On Tue, May 3, 2011 at 4:54 PM, Tom Lane <tgl(at)sss(dot)pgh(dot)pa(dot)us> wrote:
> Simon Riggs <simon(at)2ndQuadrant(dot)com> writes:
>> You're assuming that there are referential links *from* other tables
>> to the table with damage. In which case you would be correct. But of
>> course, if you needed that data for integrity you would never do that,
>> so the problem is a nonexistent use case. The suggested mode is for
>> Fact data, not reference tables.
>
> So I suppose your notion of "fact data" includes no fields that are wide
> enough to need toasting?  Because as soon as you have any out-of-line
> values, there's an equivalent of foreign keys behind the scenes, where
> the user can't see it (until he gets "missing chunk number" or some such
> error).
>
>> The current assessment is that UNLOGGED tables are useful only for
>> running a data cache. If the database crashes, then the table is
>> truncated and you must refill the cache. If that is the case, then it
>> must surely be better to have a cache that is already 99% full, than
>> one which starts at empty. There is no damage or loss because parts of
>> the cache were missing.
>
> A cache that starts at 99% full of untrustworthy data is NOT better.

That's a bit pessimistic.

The case that bugs me is that a cache that's 99% trustworthy, but
where I have no idea that:
a) 1% of it is crud, and
b) Which 1% of it is crud
is still a pretty unacceptable scenario.

I head back to our policy for handling caches:
If in doubt, TRUNCATE.

That policy would be nicely consistent with the way 9.1 deals with
unlogged tables.

>> Unlogged Tables are currently so volatile they are unusable for any
>> other purpose.

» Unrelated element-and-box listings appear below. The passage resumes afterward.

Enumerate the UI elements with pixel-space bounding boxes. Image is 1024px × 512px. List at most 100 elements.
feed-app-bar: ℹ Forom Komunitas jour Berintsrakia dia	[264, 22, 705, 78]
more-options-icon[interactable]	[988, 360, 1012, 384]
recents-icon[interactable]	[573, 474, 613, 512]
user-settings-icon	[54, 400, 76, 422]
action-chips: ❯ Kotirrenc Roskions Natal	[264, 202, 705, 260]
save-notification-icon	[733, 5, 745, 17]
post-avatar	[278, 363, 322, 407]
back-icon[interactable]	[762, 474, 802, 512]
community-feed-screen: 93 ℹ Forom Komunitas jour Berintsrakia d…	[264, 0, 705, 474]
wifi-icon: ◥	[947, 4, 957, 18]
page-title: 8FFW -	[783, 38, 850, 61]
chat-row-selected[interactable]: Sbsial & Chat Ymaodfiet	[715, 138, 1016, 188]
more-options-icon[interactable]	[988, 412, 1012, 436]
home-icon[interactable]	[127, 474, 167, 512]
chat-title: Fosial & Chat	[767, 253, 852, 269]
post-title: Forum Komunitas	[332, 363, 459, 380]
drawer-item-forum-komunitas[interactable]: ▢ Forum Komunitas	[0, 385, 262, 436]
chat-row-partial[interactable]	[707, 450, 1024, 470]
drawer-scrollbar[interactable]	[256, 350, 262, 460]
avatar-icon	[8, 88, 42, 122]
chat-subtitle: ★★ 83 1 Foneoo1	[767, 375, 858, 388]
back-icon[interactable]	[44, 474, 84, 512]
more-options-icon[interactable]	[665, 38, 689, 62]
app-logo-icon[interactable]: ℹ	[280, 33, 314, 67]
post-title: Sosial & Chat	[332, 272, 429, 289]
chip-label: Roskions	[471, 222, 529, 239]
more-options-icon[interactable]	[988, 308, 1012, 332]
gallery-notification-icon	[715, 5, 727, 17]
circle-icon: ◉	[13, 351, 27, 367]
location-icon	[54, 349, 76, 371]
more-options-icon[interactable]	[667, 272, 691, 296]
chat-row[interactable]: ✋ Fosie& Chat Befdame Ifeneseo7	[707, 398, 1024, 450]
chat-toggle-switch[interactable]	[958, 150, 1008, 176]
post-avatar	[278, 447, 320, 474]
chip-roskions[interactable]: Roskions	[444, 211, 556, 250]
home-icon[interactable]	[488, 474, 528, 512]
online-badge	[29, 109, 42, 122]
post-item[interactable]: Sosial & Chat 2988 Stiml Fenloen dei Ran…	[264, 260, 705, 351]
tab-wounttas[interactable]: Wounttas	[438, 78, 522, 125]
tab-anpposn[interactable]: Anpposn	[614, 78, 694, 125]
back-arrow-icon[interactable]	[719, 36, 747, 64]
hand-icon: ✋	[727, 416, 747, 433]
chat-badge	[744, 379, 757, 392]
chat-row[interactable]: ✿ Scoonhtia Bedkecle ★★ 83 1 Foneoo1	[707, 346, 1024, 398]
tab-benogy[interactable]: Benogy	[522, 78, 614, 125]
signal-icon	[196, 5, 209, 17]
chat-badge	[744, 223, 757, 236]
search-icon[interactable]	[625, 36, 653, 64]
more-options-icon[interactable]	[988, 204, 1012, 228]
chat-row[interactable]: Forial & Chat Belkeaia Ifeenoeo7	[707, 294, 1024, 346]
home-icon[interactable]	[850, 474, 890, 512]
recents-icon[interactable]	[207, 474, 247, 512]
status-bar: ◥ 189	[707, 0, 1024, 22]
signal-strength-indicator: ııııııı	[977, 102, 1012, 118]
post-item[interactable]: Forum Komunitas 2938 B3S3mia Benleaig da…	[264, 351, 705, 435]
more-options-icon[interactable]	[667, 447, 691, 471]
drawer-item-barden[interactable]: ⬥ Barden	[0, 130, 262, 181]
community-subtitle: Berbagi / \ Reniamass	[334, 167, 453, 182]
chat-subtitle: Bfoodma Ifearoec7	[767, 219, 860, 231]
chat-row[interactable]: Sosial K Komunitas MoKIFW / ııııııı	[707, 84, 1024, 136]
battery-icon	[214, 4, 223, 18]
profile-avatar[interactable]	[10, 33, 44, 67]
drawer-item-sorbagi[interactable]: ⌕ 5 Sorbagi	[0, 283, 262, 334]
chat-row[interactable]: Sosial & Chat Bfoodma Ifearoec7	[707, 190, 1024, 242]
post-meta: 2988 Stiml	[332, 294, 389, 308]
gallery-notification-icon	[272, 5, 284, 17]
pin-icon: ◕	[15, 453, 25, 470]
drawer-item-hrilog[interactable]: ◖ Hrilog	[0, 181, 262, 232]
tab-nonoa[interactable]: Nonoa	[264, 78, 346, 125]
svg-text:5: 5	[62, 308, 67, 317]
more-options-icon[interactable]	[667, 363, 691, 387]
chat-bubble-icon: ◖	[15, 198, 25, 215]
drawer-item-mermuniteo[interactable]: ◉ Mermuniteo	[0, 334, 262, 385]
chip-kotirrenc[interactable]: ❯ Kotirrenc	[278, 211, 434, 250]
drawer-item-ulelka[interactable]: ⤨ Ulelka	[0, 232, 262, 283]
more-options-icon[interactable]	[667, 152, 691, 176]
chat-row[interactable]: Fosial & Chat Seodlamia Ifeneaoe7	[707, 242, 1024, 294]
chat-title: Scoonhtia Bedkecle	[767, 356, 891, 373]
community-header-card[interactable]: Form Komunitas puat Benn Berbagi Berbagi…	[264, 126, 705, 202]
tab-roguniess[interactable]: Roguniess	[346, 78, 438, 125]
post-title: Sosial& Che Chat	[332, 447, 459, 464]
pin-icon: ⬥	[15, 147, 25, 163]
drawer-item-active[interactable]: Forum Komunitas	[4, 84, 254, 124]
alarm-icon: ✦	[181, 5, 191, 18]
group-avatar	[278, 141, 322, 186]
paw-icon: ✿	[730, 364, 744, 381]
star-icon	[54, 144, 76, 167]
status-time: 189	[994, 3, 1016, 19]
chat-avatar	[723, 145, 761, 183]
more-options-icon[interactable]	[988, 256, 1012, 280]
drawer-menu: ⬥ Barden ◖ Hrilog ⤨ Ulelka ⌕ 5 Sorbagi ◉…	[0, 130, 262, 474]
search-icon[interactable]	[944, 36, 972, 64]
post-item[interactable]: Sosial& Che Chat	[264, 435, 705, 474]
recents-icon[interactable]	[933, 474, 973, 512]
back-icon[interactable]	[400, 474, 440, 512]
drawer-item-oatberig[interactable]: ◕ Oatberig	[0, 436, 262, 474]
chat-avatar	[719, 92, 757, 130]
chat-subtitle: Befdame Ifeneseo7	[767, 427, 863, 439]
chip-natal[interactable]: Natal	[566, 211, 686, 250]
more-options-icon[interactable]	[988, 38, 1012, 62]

I want to see a table that is useful for low value
>> data, such as sensor data.
>
> Basically, you're being hopelessly optimistic both about the extent to
> which a crash is likely to render data inconsistent, and our ability to
> detect that inconsistency.  It doesn't matter whether the data is "low
> value", the difficulty of cleaning up remains the same.  I don't want to
> deal with trying to detect that, and I definitely don't want to dump the
> problems onto users.

+1, on both grounds.
--
When confronted by a difficult problem, solve it by reducing it to the
question, "How would the Lone Ranger handle this?"